March 2010 Examiner.com
[Jim] Rickards explains his theory by comparing China’s central bank and economic management to that of a typical hedge fund. China is hedging some of its economic risk by “buying dollars and short-selling Yuan.” in hopes to offset risk in their economy. By doing this however, it is stopping the Yuan from gaining strength. The weakening Yuan could be the tipping point causing an inflationary risk to the market.
Ah, now we are getting into triggers. And what is China fighting right now?

Just today:
China's suspends diesel exports as country fights inflation
The decision by state-owned Sinopec will help meet domestic shortages blamed on a government conservation campaign and possible hoarding by state oil companies.
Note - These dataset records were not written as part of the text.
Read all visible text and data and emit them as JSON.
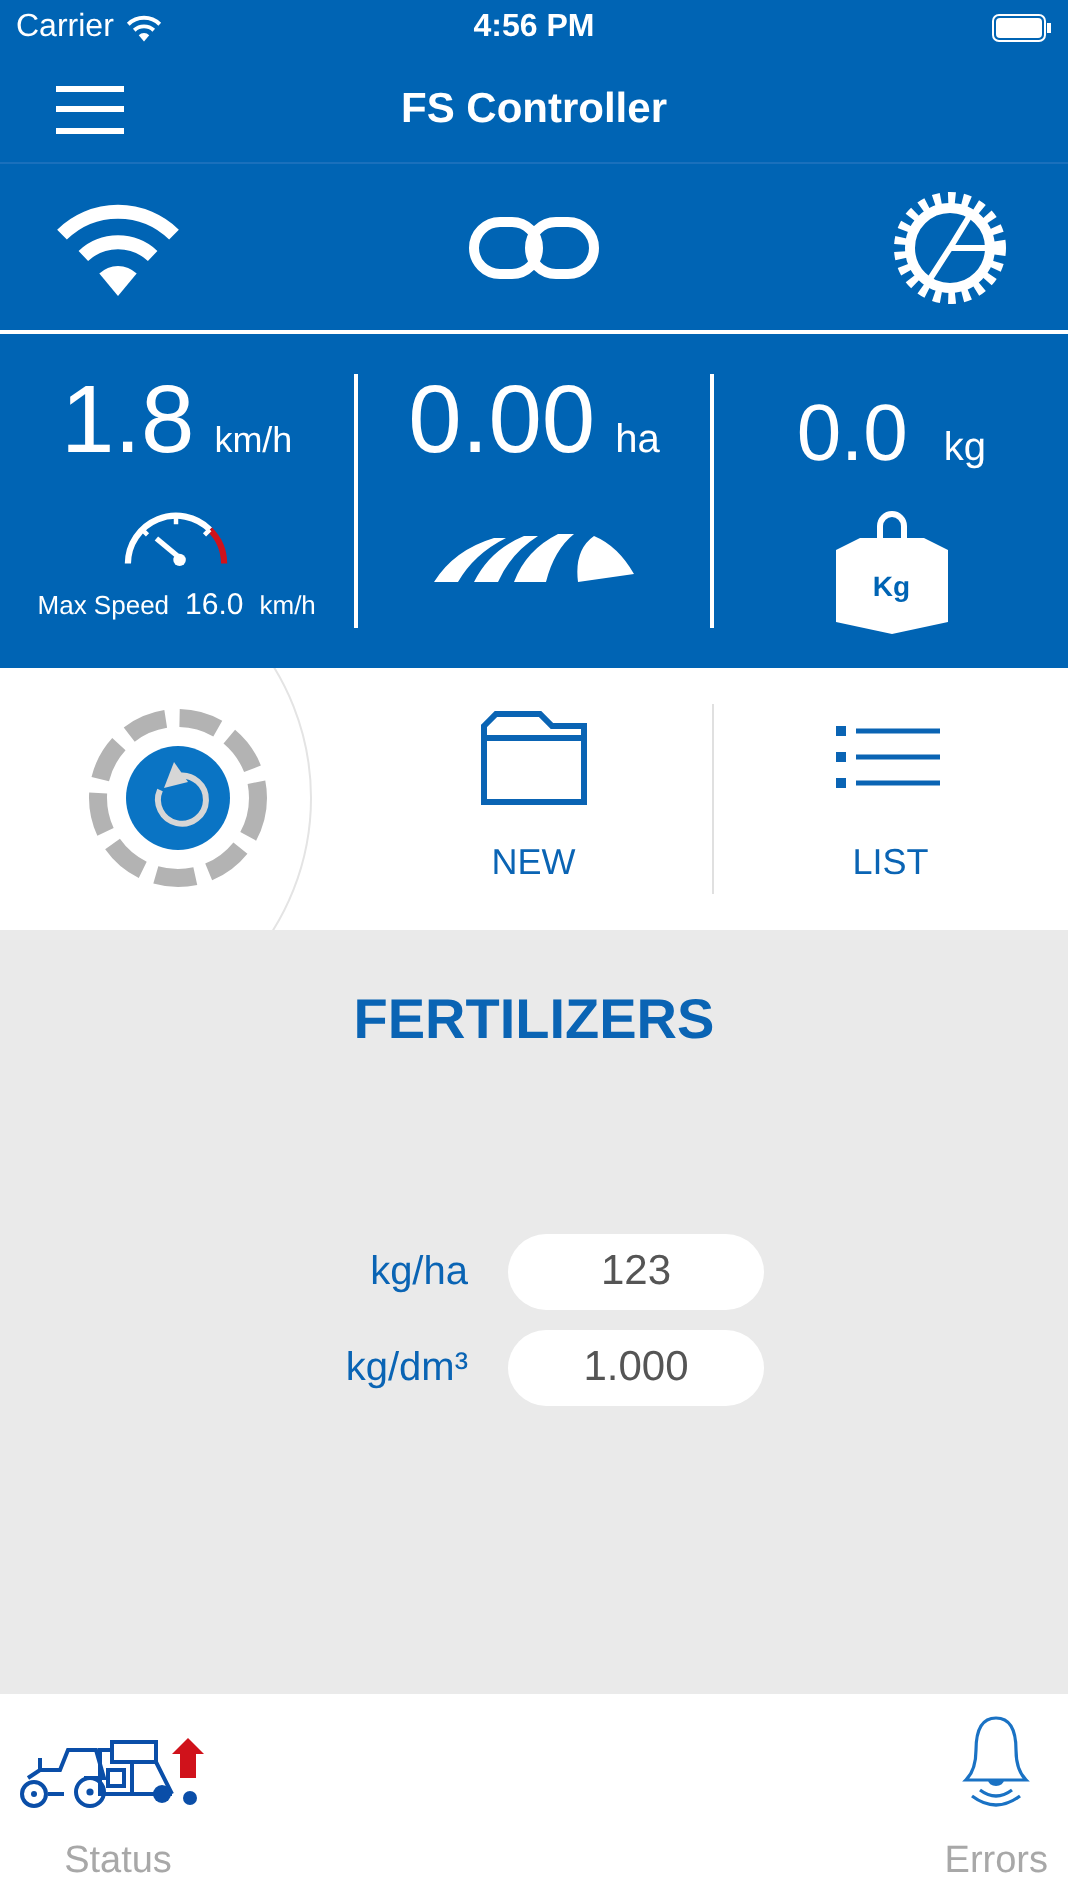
{
  "status_bar": {
    "carrier": "Carrier",
    "time": "4:56 PM"
  },
  "nav": {
    "title": "FS Controller"
  },
  "stats": {
    "speed": {
      "value": "1.8",
      "unit": "km/h",
      "max_label": "Max Speed",
      "max_value": "16.0",
      "max_unit": "km/h"
    },
    "area": {
      "value": "0.00",
      "unit": "ha"
    },
    "weight": {
      "value": "0.0",
      "unit": "kg",
      "icon_label": "Kg"
    }
  },
  "actions": [
    {
      "label": "NEW",
      "kind": "folder"
    },
    {
      "label": "LIST",
      "kind": "list"
    }
  ],
  "section": {
    "title": "FERTILIZERS",
    "fields": [
      {
        "label": "kg/ha",
        "value": "123"
      },
      {
        "label": "kg/dm³",
        "value": "1.000"
      }
    ]
  },
  "tabs": [
    {
      "label": "Status",
      "kind": "machine",
      "selected": false
    },
    {
      "label": "Errors",
      "kind": "bell",
      "selected": false
    }
  ]
}
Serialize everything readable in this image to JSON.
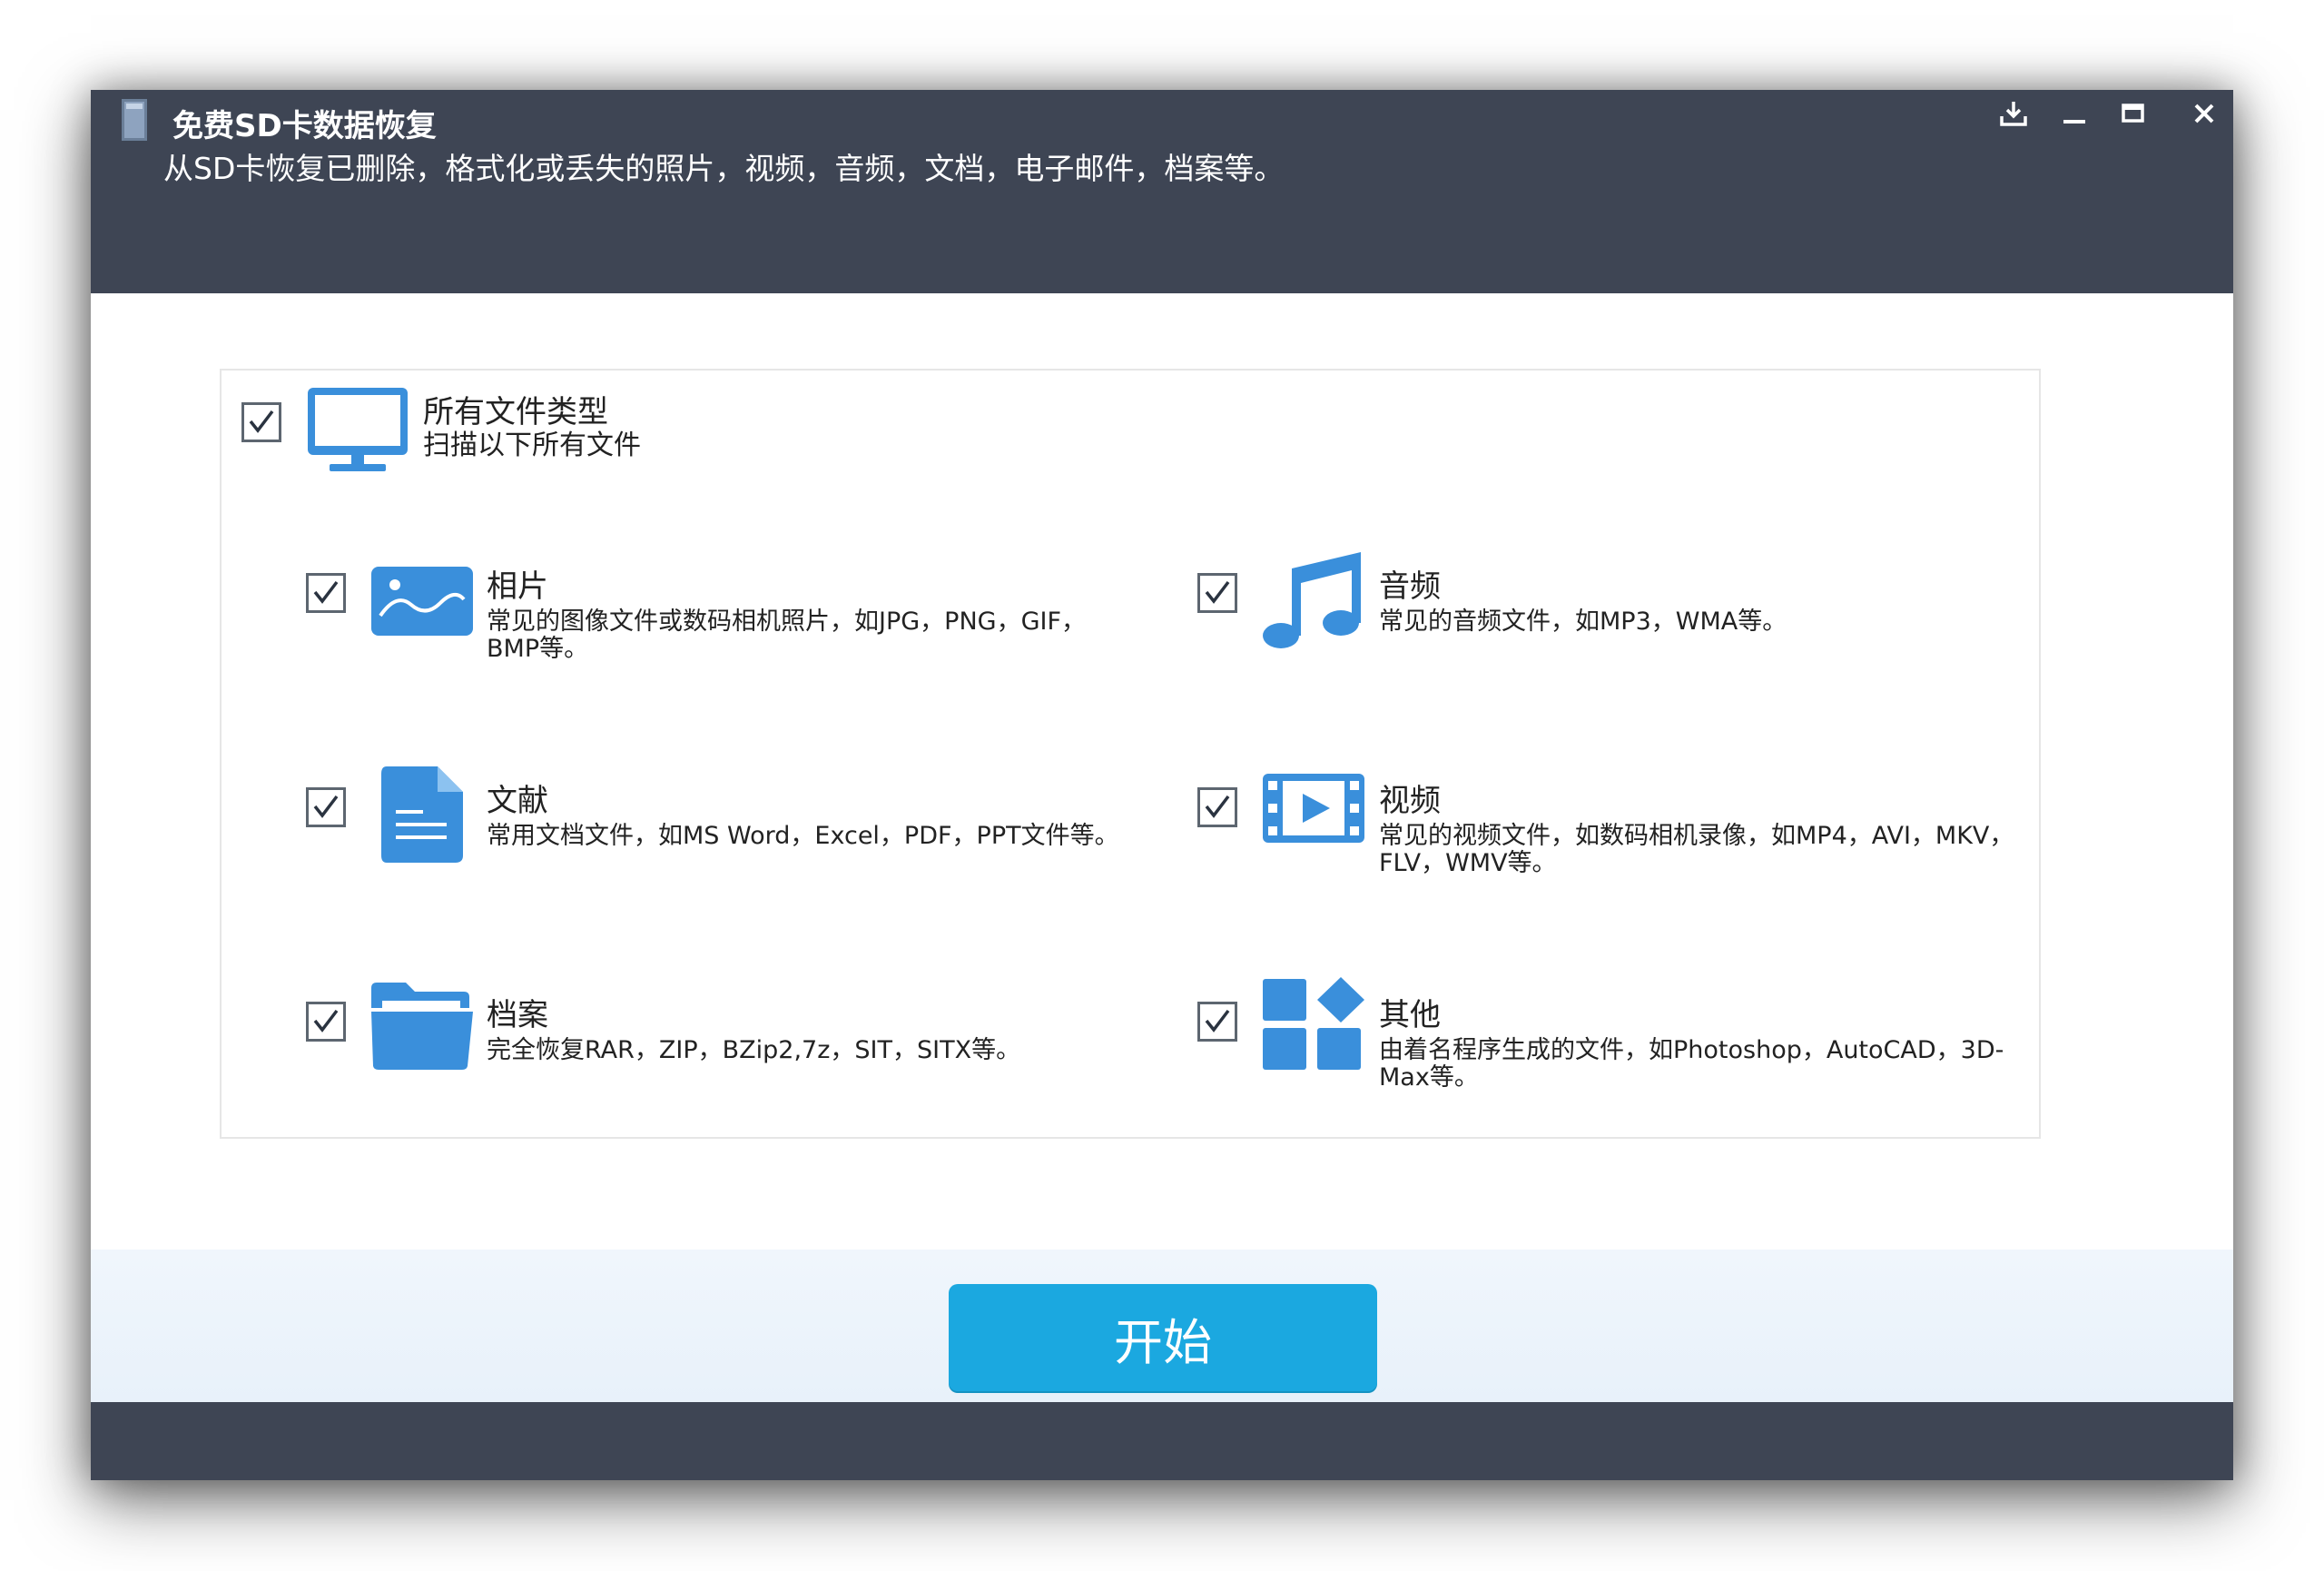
{
  "window": {
    "title": "免费SD卡数据恢复",
    "subtitle": "从SD卡恢复已删除，格式化或丢失的照片，视频，音频，文档，电子邮件，档案等。",
    "controls": [
      "download-icon",
      "minimize-icon",
      "maximize-icon",
      "close-icon"
    ]
  },
  "all_types": {
    "title": "所有文件类型",
    "description": "扫描以下所有文件",
    "checked": true,
    "icon": "monitor-icon"
  },
  "file_types": [
    {
      "title": "相片",
      "description": "常见的图像文件或数码相机照片，如JPG，PNG，GIF，BMP等。",
      "checked": true,
      "icon": "image-icon"
    },
    {
      "title": "音频",
      "description": "常见的音频文件，如MP3，WMA等。",
      "checked": true,
      "icon": "music-note-icon"
    },
    {
      "title": "文献",
      "description": "常用文档文件，如MS Word，Excel，PDF，PPT文件等。",
      "checked": true,
      "icon": "document-icon"
    },
    {
      "title": "视频",
      "description": "常见的视频文件，如数码相机录像，如MP4，AVI，MKV，FLV，WMV等。",
      "checked": true,
      "icon": "video-icon"
    },
    {
      "title": "档案",
      "description": "完全恢复RAR，ZIP，BZip2,7z，SIT，SITX等。",
      "checked": true,
      "icon": "folder-icon"
    },
    {
      "title": "其他",
      "description": "由着名程序生成的文件，如Photoshop，AutoCAD，3D-Max等。",
      "checked": true,
      "icon": "other-apps-icon"
    }
  ],
  "start_button": {
    "label": "开始"
  },
  "colors": {
    "header": "#3e4554",
    "icon_blue": "#3a8fdb",
    "button": "#1ba8e0"
  }
}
Politically sensitive food costs surged more than 10 percent as inflation jumped to 4.4 percent in October, well above the government's 3 percent target.
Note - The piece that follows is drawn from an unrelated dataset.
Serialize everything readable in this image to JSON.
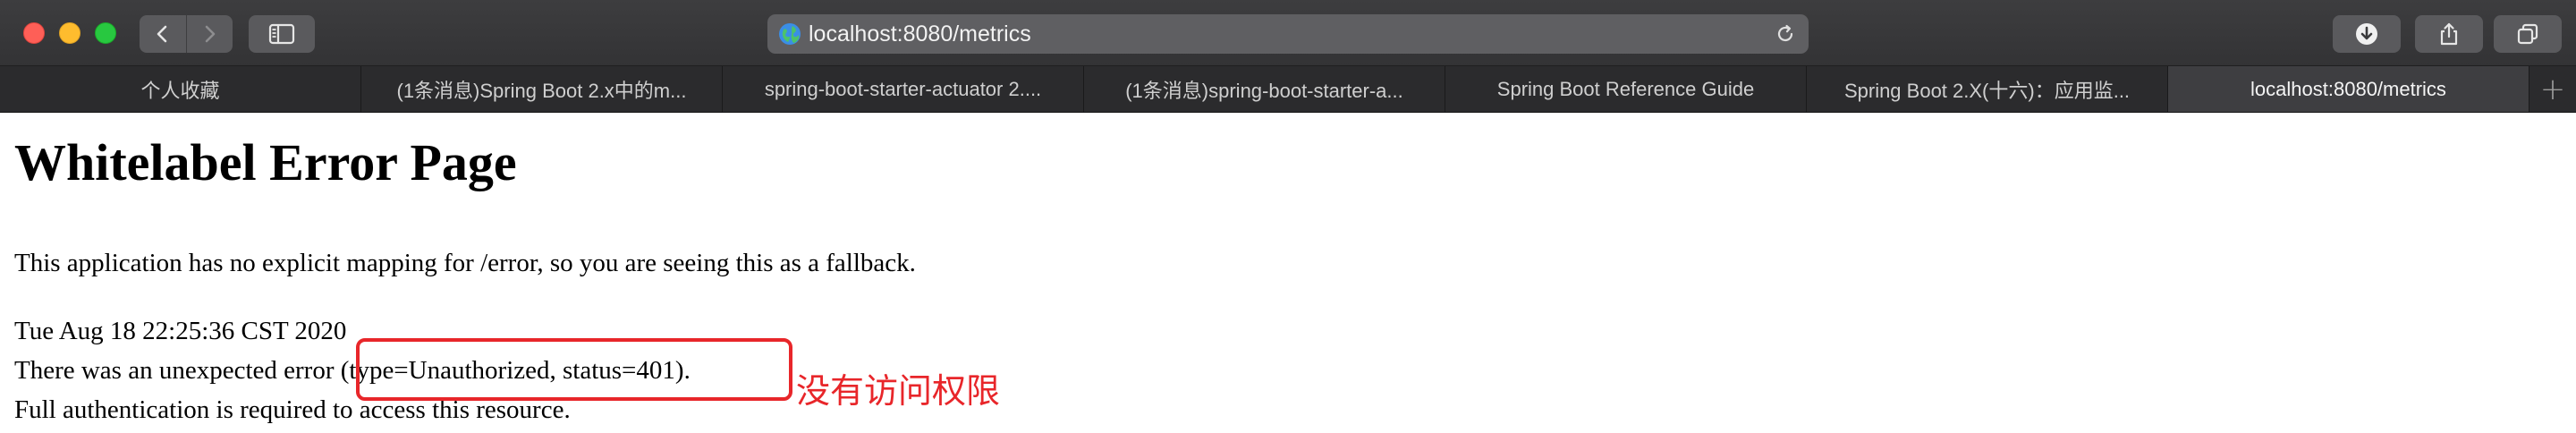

Diesel supplies ran low after thousands of factories bought diesel generators to cope with power cuts imposed by authorities to meet energy-saving goals. That boosted already strong fuel demand.
Speaking of misallocation of capital.

March 19 Analyst Wire Interview
Now, what they're doing is they're leveraging up in that sector. And there's a very large shadow banking system in China that's not well known. People look at the banks and they say well they're fairly healthy, and they are. But banks always look healthy until the values collapse and that's when they start to crash themselves.

But there are a lot of unregulated lenders. There's a lot of in affect defector banks that are lending and fueling and this. And then the local governments, the provincial governments are adding to the problem very much like Fannie and Freddie, which is that their source of revenue is from these property flips.
They need to get these local governments out of the business of, you know, stoking the flames of property speculation, so to speak, and raising interest rates would be another good way to do it.
Very similar to the United States, I mean what's developing in China in the property sector looks like the U.S. from 2002 to 2006. Again, there's a real economy there but there's this bubble growing on the side. We know when bubbles break the contagion spreads to other sectors and that's the concern.